Cash-strapped Pakistan will soon get a $ 3 billion loan from Saudi Arabia, as the government headed by Prime Minister Imran Khan approved a deal to keep the amount at the country’s central bank, the government said. Saturday the media.

The Saudi government had promised to maintain a $ 3 billion reserve at the State Bank of Pakistan, Geo News reported.

According to the agreement, the aid will remain in the SBP deposit account for one year.

“The SBP has finalized all the arrangements and now everything is in place and the agreed deposit amount will be received in the next few days,” official sources told The News.

The Federal Cabinet has approved the deal to keep Saudi Arabia’s $ 3 billion aid in the SBP, according to reports citing an official document.

The Cabinet approved the withholding by the State Bank of $ 3 billion from the Saudi Development Fund.

Pakistan’s total liquid foreign exchange reserves, according to the central bank, stood at $ 22.773 billion as of Nov. 19, according to Geo News.

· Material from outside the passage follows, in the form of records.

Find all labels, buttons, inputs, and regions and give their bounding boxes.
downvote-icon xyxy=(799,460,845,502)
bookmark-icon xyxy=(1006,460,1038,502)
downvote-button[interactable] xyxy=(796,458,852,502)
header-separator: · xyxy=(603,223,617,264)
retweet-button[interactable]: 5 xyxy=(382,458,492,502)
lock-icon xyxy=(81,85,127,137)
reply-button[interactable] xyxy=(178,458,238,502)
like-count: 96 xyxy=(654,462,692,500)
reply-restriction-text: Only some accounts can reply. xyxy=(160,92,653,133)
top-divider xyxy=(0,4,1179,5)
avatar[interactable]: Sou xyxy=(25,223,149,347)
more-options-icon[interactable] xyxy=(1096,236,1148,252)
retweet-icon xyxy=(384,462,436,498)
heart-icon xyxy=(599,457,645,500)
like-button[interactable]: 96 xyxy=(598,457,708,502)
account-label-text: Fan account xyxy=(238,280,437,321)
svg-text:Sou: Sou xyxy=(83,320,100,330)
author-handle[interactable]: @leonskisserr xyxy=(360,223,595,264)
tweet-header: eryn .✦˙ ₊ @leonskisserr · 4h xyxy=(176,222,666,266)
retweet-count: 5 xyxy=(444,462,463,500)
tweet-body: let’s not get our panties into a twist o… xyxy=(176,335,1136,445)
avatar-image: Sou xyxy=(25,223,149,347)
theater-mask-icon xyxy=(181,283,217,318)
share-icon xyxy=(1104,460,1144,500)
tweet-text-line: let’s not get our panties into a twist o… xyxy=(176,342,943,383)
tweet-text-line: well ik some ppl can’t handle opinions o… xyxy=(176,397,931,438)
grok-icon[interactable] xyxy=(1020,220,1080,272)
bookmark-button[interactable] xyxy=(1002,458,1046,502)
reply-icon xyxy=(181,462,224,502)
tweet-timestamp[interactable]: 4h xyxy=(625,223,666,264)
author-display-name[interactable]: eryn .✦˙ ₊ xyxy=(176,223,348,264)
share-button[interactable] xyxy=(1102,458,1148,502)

The figures show that the SBP held $ 16.254 billion in foreign exchange reserves, while commercial banks retained $ 6.519 billion in net foreign exchange reserves.

The SBP’s reserves declined from $ 691 million to $ 16.254 billion in the week ended November 19, mainly due to external debt repayments.

Sources say Saudi Arabia has agreed to provide $ 1.2 billion for the supply of refined petroleum lubricants (POL), with the Economic Affairs Division (EAD) negotiating on behalf of the Pakistani government.

Responding to questions, Muzammil Aslam, spokesperson for the prime minister’s financial adviser, said Pakistan expected to receive $ 7 billion from just three sources over the next 60 days.

These include $ 3 billion in deposits from Saudi Arabia, a $ 1.2 billion Saudi oil facility with deferred payments, an $ 800 million oil facility from the Islamic Bank. development, $ 1 billion raised through the issuance of Sukuk bonds and $ 1 billion from the IMF. .

All of these inflows of dollars, he said, would be enough to ease the pressure on the country’s existing import bills.